Tuesday has passed. We can never regain what came before. We can continue trying to resume some sort of normalcy. We can endeavor to fill the hole that was ripped deep into the heart of our nation, and no matter how hard we try, we will be left with an emptiness that will remain hollow for some time to come. But we can also latch on to that distinct feeling of hope that maybe now, if we continue to come together as we have since that Tuesday, something like this can be prevented from happening again. It won't be easy. Especially for a generation so unfamiliar with tragedy.  
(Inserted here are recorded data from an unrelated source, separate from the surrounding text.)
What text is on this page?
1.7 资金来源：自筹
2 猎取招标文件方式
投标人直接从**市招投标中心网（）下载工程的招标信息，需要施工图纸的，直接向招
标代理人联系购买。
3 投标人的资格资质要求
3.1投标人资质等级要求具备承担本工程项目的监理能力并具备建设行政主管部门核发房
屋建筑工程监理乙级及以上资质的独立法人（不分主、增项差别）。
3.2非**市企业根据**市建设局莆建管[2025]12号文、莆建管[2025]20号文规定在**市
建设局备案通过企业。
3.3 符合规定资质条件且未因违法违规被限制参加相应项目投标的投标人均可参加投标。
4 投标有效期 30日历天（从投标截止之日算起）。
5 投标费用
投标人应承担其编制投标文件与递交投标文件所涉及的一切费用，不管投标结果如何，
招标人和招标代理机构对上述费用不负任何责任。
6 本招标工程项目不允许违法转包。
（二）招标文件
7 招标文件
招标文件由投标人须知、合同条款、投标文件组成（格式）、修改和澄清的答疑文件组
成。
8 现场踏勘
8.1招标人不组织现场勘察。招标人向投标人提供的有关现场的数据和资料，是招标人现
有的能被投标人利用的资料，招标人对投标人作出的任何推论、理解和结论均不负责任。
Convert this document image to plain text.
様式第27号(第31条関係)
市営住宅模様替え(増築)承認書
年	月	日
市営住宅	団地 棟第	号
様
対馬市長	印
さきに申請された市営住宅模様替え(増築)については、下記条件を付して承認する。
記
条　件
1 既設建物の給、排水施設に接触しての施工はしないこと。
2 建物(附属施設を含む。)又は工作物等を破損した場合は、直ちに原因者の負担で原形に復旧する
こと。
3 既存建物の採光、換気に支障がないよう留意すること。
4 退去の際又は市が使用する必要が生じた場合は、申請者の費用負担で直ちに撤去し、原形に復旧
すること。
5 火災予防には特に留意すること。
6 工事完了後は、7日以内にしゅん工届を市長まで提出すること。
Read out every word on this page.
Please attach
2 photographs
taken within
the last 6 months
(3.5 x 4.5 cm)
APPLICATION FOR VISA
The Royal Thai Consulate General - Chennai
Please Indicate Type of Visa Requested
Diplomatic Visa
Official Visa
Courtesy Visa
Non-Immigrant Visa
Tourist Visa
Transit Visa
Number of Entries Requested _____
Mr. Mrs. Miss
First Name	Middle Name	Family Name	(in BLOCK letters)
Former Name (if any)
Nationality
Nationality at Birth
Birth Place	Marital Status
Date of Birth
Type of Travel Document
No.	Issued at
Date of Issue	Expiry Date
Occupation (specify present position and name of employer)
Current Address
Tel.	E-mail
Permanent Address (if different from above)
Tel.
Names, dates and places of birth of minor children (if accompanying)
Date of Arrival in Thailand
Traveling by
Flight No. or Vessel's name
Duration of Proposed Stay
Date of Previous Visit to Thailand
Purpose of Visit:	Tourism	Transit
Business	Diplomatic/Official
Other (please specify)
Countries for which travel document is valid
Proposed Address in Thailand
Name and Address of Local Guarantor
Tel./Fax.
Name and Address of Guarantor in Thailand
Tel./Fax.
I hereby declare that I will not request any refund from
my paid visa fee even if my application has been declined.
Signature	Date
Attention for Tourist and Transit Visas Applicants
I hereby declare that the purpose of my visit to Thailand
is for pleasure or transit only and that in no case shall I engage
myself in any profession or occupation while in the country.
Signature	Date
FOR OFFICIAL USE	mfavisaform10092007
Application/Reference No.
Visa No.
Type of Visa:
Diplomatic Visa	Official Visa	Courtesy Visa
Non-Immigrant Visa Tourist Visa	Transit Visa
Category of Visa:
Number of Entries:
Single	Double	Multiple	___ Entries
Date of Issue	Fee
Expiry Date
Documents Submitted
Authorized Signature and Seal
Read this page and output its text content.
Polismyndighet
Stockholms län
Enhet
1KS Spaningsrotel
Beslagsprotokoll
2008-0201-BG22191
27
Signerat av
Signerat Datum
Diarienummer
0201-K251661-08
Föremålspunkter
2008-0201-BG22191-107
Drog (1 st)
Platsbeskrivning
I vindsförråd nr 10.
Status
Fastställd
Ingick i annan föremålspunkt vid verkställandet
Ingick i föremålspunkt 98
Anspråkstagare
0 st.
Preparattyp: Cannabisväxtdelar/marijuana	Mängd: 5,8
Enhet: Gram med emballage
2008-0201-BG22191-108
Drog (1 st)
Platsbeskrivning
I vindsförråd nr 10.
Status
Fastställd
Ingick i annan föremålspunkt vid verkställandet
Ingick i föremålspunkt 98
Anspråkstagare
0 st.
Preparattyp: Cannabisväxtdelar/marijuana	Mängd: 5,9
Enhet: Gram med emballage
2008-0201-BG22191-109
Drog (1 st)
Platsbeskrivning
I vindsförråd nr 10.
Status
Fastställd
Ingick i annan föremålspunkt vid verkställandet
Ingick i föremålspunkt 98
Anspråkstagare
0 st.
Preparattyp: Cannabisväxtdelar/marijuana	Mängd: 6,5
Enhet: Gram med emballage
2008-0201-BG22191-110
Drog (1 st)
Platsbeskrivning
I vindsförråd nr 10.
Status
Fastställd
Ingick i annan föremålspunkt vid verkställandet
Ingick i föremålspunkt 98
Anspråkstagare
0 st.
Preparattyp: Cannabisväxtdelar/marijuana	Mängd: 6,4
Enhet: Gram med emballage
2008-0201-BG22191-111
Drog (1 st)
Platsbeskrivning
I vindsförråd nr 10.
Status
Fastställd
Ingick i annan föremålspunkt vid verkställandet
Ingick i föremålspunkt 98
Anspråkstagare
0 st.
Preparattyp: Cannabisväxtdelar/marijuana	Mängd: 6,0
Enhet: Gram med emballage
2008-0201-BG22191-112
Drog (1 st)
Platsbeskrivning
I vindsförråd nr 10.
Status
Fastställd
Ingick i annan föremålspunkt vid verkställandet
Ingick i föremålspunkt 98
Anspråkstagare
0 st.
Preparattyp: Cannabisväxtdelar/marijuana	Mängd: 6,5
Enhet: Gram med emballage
No, I lost no one close to me on Tuesday, September 11, when the Twin Towers disappeared in a cloud of evil--like a carefully and beautifully crafted  sandcastle kicked over and demolished by a cruel child. But as I cried last  night, I cried because we all lost something that, until Tuesday, we didn't know we had. And I doubt if we'll ever fully get it back--the bubble is  forever lost, never to be inflated again. But maybe, just maybe, we can gain  something else. An unbreakable bond, a strength that until now was unrealized.

   

 

Author's Biography

Katie Shullman graduated from the University of Michigan in Ann Arbor  in 1997, obtaining a B.A. in English. 

She currently lives in New York City and works as a children's book editor. She is a writer of children's stories and poems, personal essays, and short fiction.